In an instant, she is covered in kids and dogs. The kids are all talking at the same time and everyone but the baby is repeating the name she used to think she’d never hear – mommy. Mommy, guess what? Mommy did daddy tell you where we went? Mommy, did you bring us anything?

There’s this funny bit from a cartoon about a weird family. The mom is laying on the bed. The kid is saying mom’s name and then switches to various forms of mom. It’s nearly 30 seconds of him calling out to his mom. She lays on the bed, motionless – likely exhausted and overstimulated. He keeps going and then she finally yells, “WHAT?” He replies, “Hi,” and then laughs and runs away. Katie thinks about that scene when the days are long and the kids are sick or her husband is traveling for work again. When she’s tempted to roll her eyes, respond in frustration, or question her sanity for having little ones at her age – she reminds herself of the wish she made five years ago, alongside of the man she loved. She reminds herself that the two of them are their kid’s whole entire world. Every moment of chaos and craziness is a gift and they’re raising these wild little people to be strong, capable adults who will go on to do great things and maybe raise their own crazies.

The fatigue from her drive, after a long weekend away from her family, melts away in that instant. “One at a time,” she says patiently. Connor reaches her with their youngest, kissing her and handing her their mama’s boy, who just survived his first weekend without his mama. Oliver’s arms hug her neck tightly and she kisses his cheek. “One at a time,” she says again, when all the kids start talking at the same time as if she hadn’t said it the first time.

“They missed you,” Connor says. “I missed you.” He slips his arm around her waist. “Why don’t we let mom get in the house and sit down?” he says. The kids race back to the other room, the music still playing on the television. Connor pulls her close, Oliver between them. He kisses her again. He still turns her inside out and while they have their moments as everyone does, they are and always will be, designed for each other.

“I missed you, too,” she says. They pull apart though she wants to stand there in his arms a moment longer. “Can you grab my bag? I have stuff for the kids.” Katie walks into the family room to the kids turning somersaults and dancing – an hour past their bedtime.
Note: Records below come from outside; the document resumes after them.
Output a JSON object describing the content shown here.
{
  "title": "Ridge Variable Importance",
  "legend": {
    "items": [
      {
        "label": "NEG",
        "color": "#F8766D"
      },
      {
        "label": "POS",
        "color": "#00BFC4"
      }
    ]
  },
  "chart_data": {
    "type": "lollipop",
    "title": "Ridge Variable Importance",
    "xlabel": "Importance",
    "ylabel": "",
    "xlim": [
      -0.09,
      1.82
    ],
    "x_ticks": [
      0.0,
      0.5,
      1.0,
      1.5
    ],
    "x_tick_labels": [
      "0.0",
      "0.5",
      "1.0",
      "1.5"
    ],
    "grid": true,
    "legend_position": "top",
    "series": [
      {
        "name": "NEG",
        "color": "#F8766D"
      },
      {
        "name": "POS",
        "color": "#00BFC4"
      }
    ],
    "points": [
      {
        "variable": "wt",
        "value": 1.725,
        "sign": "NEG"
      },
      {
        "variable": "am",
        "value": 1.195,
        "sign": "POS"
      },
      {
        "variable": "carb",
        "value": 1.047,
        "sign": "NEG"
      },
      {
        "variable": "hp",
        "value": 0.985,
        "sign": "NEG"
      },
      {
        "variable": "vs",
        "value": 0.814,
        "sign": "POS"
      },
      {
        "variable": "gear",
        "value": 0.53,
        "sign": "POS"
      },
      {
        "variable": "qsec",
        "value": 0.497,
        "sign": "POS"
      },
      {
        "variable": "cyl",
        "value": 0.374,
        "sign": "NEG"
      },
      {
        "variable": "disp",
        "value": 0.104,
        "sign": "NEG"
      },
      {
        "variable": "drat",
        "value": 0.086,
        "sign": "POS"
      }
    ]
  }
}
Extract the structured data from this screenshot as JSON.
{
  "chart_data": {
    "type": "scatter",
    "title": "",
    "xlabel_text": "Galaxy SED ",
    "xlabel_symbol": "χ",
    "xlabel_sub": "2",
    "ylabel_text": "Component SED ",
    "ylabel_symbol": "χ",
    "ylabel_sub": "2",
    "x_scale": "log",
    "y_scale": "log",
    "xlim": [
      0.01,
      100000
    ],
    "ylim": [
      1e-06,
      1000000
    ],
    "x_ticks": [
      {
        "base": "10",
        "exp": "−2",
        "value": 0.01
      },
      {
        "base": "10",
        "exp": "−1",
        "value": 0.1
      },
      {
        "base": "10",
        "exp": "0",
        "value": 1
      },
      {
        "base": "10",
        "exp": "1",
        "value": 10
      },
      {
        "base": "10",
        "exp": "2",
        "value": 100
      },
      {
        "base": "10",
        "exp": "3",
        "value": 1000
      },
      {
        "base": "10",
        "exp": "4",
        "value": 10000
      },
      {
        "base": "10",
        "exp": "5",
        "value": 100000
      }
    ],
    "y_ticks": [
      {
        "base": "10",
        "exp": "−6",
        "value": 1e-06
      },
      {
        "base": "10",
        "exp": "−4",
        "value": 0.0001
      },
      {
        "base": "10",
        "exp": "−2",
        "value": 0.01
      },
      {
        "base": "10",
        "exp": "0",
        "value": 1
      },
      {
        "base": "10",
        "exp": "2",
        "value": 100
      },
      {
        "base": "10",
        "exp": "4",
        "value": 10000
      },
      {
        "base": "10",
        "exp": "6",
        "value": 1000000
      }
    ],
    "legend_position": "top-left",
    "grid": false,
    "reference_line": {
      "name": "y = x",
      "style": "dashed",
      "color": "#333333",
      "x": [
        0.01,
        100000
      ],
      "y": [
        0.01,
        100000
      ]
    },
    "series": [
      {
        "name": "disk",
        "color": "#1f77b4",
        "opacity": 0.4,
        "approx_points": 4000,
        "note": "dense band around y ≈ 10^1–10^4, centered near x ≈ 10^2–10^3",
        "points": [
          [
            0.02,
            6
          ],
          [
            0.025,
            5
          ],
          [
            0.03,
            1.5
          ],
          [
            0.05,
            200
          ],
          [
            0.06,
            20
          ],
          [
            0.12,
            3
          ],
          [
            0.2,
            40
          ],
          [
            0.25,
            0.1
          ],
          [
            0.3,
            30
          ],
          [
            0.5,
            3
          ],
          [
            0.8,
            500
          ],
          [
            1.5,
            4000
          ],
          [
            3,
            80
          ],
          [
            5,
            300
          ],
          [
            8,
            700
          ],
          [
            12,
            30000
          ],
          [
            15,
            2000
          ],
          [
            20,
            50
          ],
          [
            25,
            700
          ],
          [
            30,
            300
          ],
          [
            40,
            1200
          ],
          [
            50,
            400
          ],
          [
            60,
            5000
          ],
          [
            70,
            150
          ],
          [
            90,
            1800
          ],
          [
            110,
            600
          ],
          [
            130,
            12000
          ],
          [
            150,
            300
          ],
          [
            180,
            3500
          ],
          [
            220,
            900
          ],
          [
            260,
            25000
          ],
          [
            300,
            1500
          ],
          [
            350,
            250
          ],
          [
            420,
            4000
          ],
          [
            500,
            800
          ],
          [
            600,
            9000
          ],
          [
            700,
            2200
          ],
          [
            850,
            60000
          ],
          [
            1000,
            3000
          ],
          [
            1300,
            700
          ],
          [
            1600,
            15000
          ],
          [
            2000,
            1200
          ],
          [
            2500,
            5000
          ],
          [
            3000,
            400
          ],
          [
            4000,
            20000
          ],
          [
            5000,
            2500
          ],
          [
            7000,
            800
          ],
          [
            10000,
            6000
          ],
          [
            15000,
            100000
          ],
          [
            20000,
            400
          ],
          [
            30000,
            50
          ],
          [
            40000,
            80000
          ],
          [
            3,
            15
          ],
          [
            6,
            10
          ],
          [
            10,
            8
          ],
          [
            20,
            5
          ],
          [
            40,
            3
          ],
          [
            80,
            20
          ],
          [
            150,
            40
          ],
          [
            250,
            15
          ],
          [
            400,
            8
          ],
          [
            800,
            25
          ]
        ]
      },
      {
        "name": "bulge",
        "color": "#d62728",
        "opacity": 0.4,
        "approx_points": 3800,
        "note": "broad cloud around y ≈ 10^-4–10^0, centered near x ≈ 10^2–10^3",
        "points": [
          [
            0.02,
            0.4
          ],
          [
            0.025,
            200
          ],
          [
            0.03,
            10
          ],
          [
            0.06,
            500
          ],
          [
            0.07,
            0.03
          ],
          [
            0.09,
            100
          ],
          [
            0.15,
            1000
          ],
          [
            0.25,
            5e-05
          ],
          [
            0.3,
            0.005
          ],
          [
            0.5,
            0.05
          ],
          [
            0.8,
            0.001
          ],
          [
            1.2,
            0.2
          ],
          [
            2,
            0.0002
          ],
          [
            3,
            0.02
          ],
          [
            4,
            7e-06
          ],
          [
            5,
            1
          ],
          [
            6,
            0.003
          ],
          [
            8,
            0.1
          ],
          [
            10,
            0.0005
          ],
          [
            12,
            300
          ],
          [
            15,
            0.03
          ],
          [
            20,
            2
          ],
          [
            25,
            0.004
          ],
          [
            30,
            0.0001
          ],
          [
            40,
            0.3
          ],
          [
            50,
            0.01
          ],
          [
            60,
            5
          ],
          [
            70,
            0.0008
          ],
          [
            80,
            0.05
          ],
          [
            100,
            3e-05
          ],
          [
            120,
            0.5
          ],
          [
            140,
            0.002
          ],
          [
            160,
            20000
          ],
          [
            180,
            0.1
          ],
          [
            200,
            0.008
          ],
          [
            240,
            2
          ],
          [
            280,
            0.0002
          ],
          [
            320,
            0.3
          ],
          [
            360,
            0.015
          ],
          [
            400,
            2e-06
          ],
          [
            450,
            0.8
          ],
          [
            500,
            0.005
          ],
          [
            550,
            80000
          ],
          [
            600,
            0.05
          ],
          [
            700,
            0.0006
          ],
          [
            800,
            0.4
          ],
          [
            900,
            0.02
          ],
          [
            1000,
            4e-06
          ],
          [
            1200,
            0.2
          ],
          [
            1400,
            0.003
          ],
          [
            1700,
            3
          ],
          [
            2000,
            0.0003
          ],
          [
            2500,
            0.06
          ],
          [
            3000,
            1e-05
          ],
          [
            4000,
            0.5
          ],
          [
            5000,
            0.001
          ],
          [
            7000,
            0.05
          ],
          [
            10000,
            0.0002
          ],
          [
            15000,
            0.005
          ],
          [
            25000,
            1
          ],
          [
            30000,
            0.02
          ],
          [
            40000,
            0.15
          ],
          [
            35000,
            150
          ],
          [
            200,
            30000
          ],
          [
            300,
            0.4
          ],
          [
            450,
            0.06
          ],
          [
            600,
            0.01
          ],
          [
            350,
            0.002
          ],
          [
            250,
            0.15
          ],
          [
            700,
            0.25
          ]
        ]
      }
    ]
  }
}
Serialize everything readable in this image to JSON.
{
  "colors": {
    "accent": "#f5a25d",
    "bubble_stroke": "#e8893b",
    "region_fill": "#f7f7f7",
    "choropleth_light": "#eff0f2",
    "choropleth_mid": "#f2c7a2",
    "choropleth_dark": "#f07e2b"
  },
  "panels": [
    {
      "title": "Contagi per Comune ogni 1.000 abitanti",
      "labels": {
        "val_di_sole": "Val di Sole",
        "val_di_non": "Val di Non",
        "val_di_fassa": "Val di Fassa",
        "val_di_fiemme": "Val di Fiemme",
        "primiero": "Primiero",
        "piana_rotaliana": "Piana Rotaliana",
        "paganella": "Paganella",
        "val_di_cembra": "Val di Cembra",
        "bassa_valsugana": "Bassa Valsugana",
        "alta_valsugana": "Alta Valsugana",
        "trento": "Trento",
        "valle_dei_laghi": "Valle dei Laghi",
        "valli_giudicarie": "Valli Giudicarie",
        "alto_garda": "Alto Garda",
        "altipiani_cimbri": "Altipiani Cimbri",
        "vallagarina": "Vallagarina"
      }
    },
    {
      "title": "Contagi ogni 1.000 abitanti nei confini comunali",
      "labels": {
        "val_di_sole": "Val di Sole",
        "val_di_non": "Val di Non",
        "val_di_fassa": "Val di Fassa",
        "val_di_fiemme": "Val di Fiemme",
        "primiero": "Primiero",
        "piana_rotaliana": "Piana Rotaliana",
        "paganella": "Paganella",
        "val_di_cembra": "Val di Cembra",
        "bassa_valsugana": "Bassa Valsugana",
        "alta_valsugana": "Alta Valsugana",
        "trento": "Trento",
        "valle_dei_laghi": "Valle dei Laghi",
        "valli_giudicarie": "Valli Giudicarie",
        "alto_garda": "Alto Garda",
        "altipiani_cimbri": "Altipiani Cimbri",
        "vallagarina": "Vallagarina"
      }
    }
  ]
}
She watches the shenanigans of their overly stimulated, long past tired children and is already dreading getting them up in the morning.

Connor sets the bag on their coffee table and stands next to her, his hand resting on the small of her back. “It’s just one night,” he says, reading her mind as always. He has always known exactly what was on her mind. He smiles that smile that has been her obsession for the last five years. She smiles back because she cannot help herself when it comes to her husband.

“You’re right – as per the usual.” Katie sits down on the floor, sets Oliver in her lap, and reaches for the bag. Connor sits on the couch and turns down the music. Tears rise in Katie’s eyes. They’ll pay for this tomorrow. But for now, this man, the one she knows she was made for, and their family – are everything she ever wanted.

And this man and their family are precisely what she wished for.